I planned a trip to Vancouver for my first weekend back in Seattle. I took Friday off of work so that I could visit the park on a weekday. My plan was to get to the park as soon as it opened at 8:30am, and then go hiking afterwards. I stayed in a hotel in Ferndale, Washington (near the US-Canada border) the night before so that I wouldn't have to wake up super early to drive to Vancouver from Seattle.

I arrived at the park shortly after 8:30am. There were already a few visitors near the entrance and just inside the park. Parking was easy and cost $5. Tickets for the park are $40, but it showed up as a few dollars less on my credit card statement due to the exchange rate.

The first thing I did was go onto the suspension bridge. It led from the park entrance over to the rest of the forest where the suspended footbridges are located. From the bridge, I could see the river below and the surrounding forest. At first, there were 10 or 12 other people on the bridge. Whenever someone walked, the bridge shook and swayed, so it was difficult to hold a camera steady to take pictures. Eventually, everyone else cleared off the bridge and I was able to get a few shots of the empty bridge.

Panorama - click to make larger!

Looking back to one end of the suspension bridge from another

After leaving the bridge, I headed into the forest part of the park. This is where the Treetop Adventure (the seven suspended footbridges) is located. I walked around the paths on the ground first, looking at all the trees and plants. It was a beautiful area and is representative of the general appearance of the Pacific Northwest. Once I walked around all the ground paths, I went up into the Treetop Adventure, which was fun and provided a different view of the park.
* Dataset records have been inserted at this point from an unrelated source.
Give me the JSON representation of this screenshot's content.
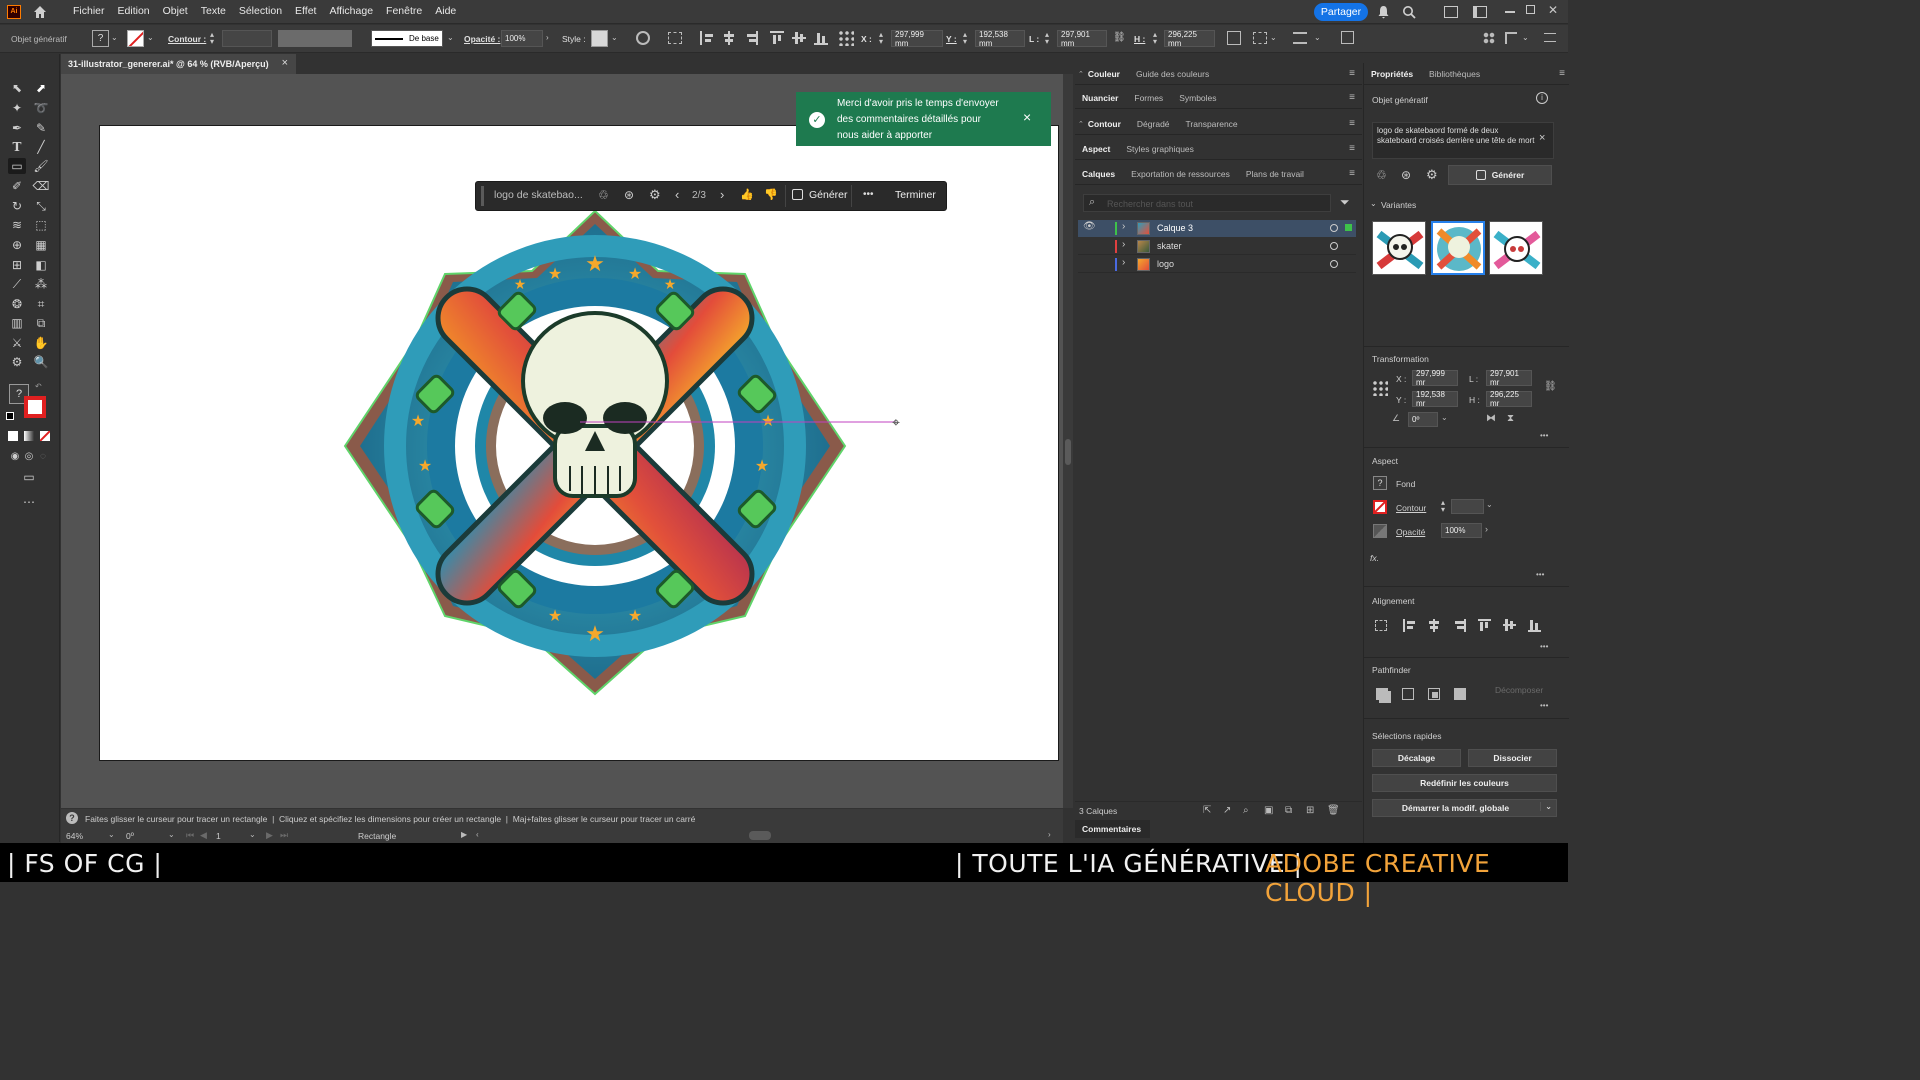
{
  "menubar": {
    "app_icon": "Ai",
    "items": [
      "Fichier",
      "Edition",
      "Objet",
      "Texte",
      "Sélection",
      "Effet",
      "Affichage",
      "Fenêtre",
      "Aide"
    ],
    "share_label": "Partager"
  },
  "controlbar": {
    "object_type": "Objet génératif",
    "contour_label": "Contour :",
    "stroke_profile": "De base",
    "opacity_label": "Opacité :",
    "opacity_value": "100%",
    "style_label": "Style :",
    "x_label": "X :",
    "x_value": "297,999 mm",
    "y_label": "Y :",
    "y_value": "192,538 mm",
    "w_label": "L :",
    "w_value": "297,901 mm",
    "h_label": "H :",
    "h_value": "296,225 mm"
  },
  "document": {
    "tab_title": "31-illustrator_generer.ai* @ 64 % (RVB/Aperçu)",
    "close": "×"
  },
  "toast": {
    "message": "Merci d'avoir pris le temps d'envoyer des commentaires détaillés pour nous aider à apporter",
    "close": "×"
  },
  "genbar": {
    "prompt": "logo de skatebao...",
    "counter": "2/3",
    "generate_label": "Générer",
    "more": "•••",
    "done_label": "Terminer"
  },
  "panels_mid": {
    "row1": [
      "Couleur",
      "Guide des couleurs"
    ],
    "row2": [
      "Nuancier",
      "Formes",
      "Symboles"
    ],
    "row3": [
      "Contour",
      "Dégradé",
      "Transparence"
    ],
    "row4": [
      "Aspect",
      "Styles graphiques"
    ],
    "row5": [
      "Calques",
      "Exportation de ressources",
      "Plans de travail"
    ],
    "search_placeholder": "Rechercher dans tout",
    "layers": [
      {
        "name": "Calque 3",
        "color": "#3ec24a",
        "selected": true
      },
      {
        "name": "skater",
        "color": "#e04040",
        "selected": false
      },
      {
        "name": "logo",
        "color": "#4a6ae0",
        "selected": false
      }
    ],
    "layers_count": "3 Calques",
    "comments_tab": "Commentaires"
  },
  "props": {
    "tabs": [
      "Propriétés",
      "Bibliothèques"
    ],
    "object_type": "Objet génératif",
    "prompt_text": "logo de skatebaord formé de deux skateboard croisés derrière une tête de mort",
    "generate_label": "Générer",
    "variants_label": "Variantes",
    "transform_label": "Transformation",
    "x_label": "X :",
    "x_value": "297,999 mr",
    "w_label": "L :",
    "w_value": "297,901 mr",
    "y_label": "Y :",
    "y_value": "192,538 mr",
    "h_label": "H :",
    "h_value": "296,225 mr",
    "angle_value": "0º",
    "aspect_label": "Aspect",
    "fill_label": "Fond",
    "stroke_label": "Contour",
    "opacity_label": "Opacité",
    "opacity_value": "100%",
    "fx_label": "fx.",
    "align_label": "Alignement",
    "pathfinder_label": "Pathfinder",
    "expand_label": "Décomposer",
    "quick_label": "Sélections rapides",
    "offset_btn": "Décalage",
    "ungroup_btn": "Dissocier",
    "recolor_btn": "Redéfinir les couleurs",
    "global_btn": "Démarrer la modif. globale"
  },
  "status": {
    "hint": "Faites glisser le curseur pour tracer un rectangle  |  Cliquez et spécifiez les dimensions pour créer un rectangle  |  Maj+faites glisser le curseur pour tracer un carré",
    "zoom": "64%",
    "rotation": "0º",
    "artboard_num": "1",
    "tool_name": "Rectangle"
  },
  "footer": {
    "left": "| FS OF CG |",
    "middle": "| TOUTE L'IA GÉNÉRATIVE |",
    "right": "ADOBE CREATIVE CLOUD |"
  },
  "colors": {
    "accent_blue": "#1473e6",
    "toast_green": "#1e7a4f",
    "footer_orange": "#f2a33a"
  }
}
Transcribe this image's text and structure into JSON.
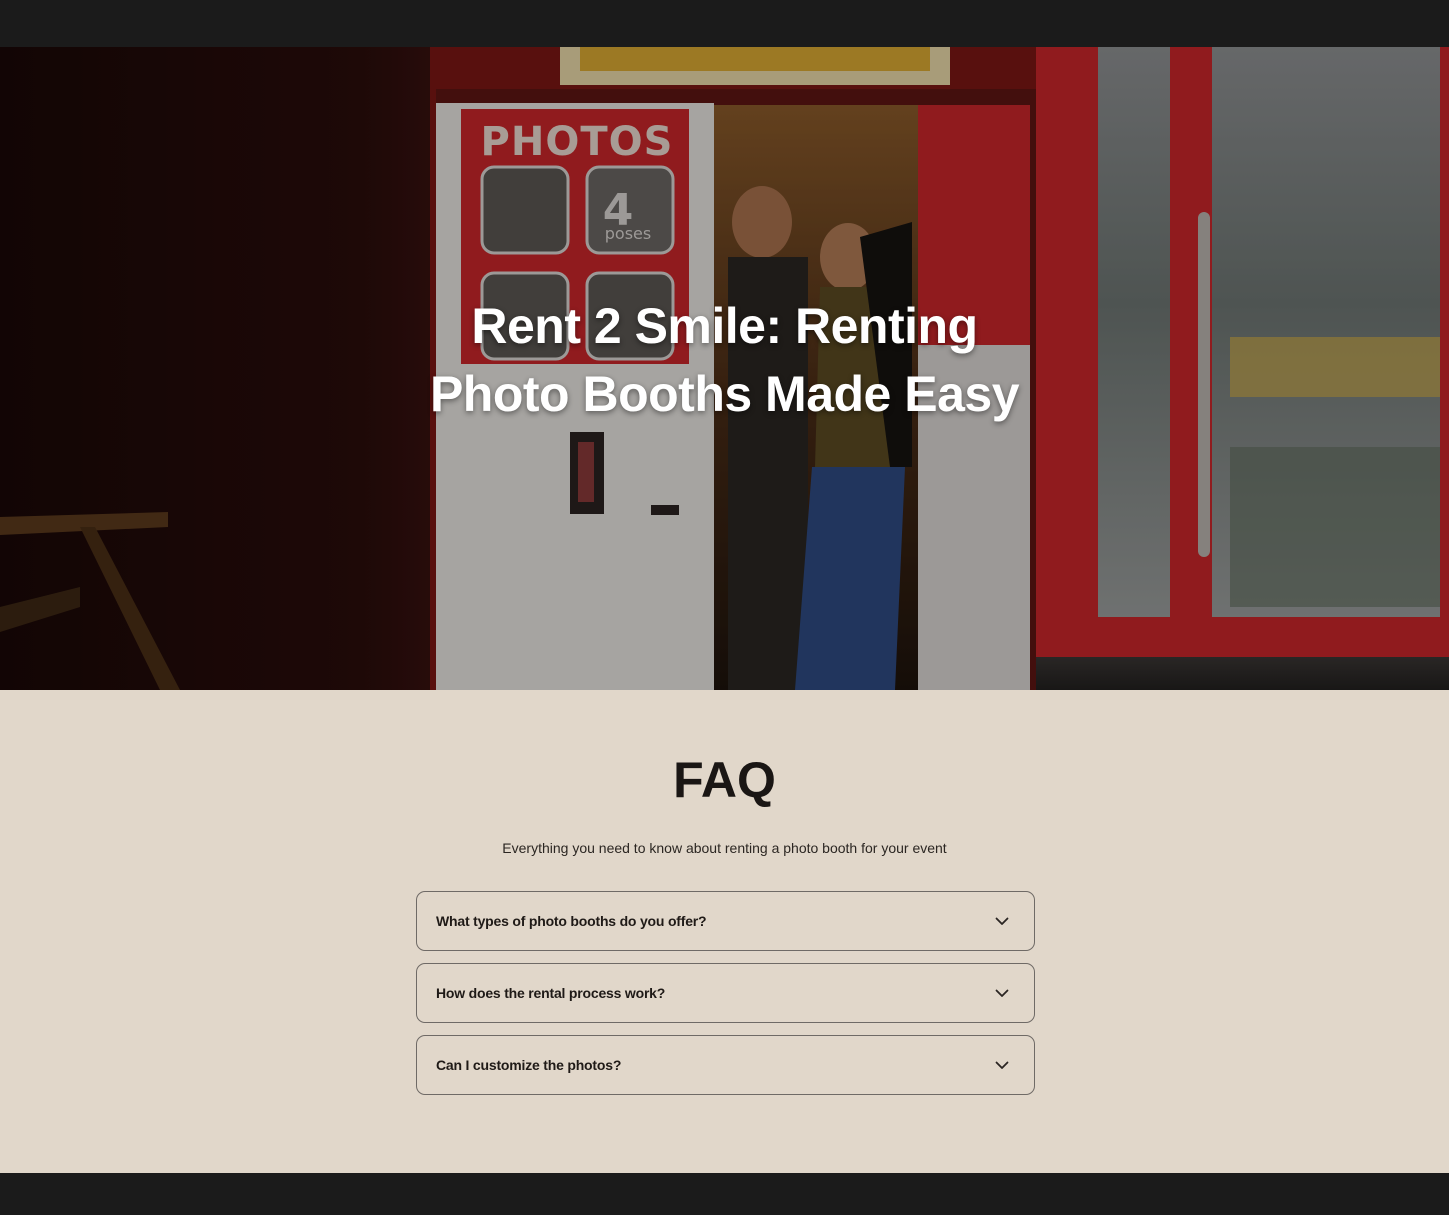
{
  "hero": {
    "title_line1": "Rent 2 Smile: Renting",
    "title_line2": "Photo Booths Made Easy",
    "booth_sign_text": "PHOTOS",
    "booth_panel_text": "4",
    "booth_panel_subtext": "poses"
  },
  "faq": {
    "title": "FAQ",
    "subtitle": "Everything you need to know about renting a photo booth for your event",
    "items": [
      {
        "question": "What types of photo booths do you offer?"
      },
      {
        "question": "How does the rental process work?"
      },
      {
        "question": "Can I customize the photos?"
      }
    ]
  },
  "colors": {
    "page_frame": "#1b1b1b",
    "faq_background": "#e1d7ca",
    "faq_border": "#6f6a66",
    "booth_red": "#c8262a",
    "text_dark": "#1a1614"
  },
  "icons": {
    "faq_toggle": "chevron-down-icon"
  }
}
View of the suspension bridge from the forest

View from the Treetop Adventure

I then headed back down and crossed the suspension bridge back to the rest of the park. Other than gift shops and food, the only thing left was the Cliffwalk. This was fun to walk on as well, and I lucked out again because no one else was on it while I was there. After completing the Cliffwalk, the path led back to the park entrance area where the food and gift shops were. Along the way, there were interactive plaques with facts about water and trees. I learned quite a few new things. 


View from the Cliffwalk

I did not know this!

Would I recommend the park? I had a good time here and was glad that I visited and could cross it off my list, but since I live in the Pacific Northwest and see this same scenery all the time, it maybe wasn't worth the cost. If someone has never been in the Pacific Northwest before and isn't used to this type of scenery, I think this park would be a great choice. Same for anyone who has never been on a suspension bridge or on pathways up in the trees. It definitely is a tourist spot, so if you do go to the park, go during the week and get there as soon as it opens. I should also say that if you're afraid of heights, this is probably not the park for you!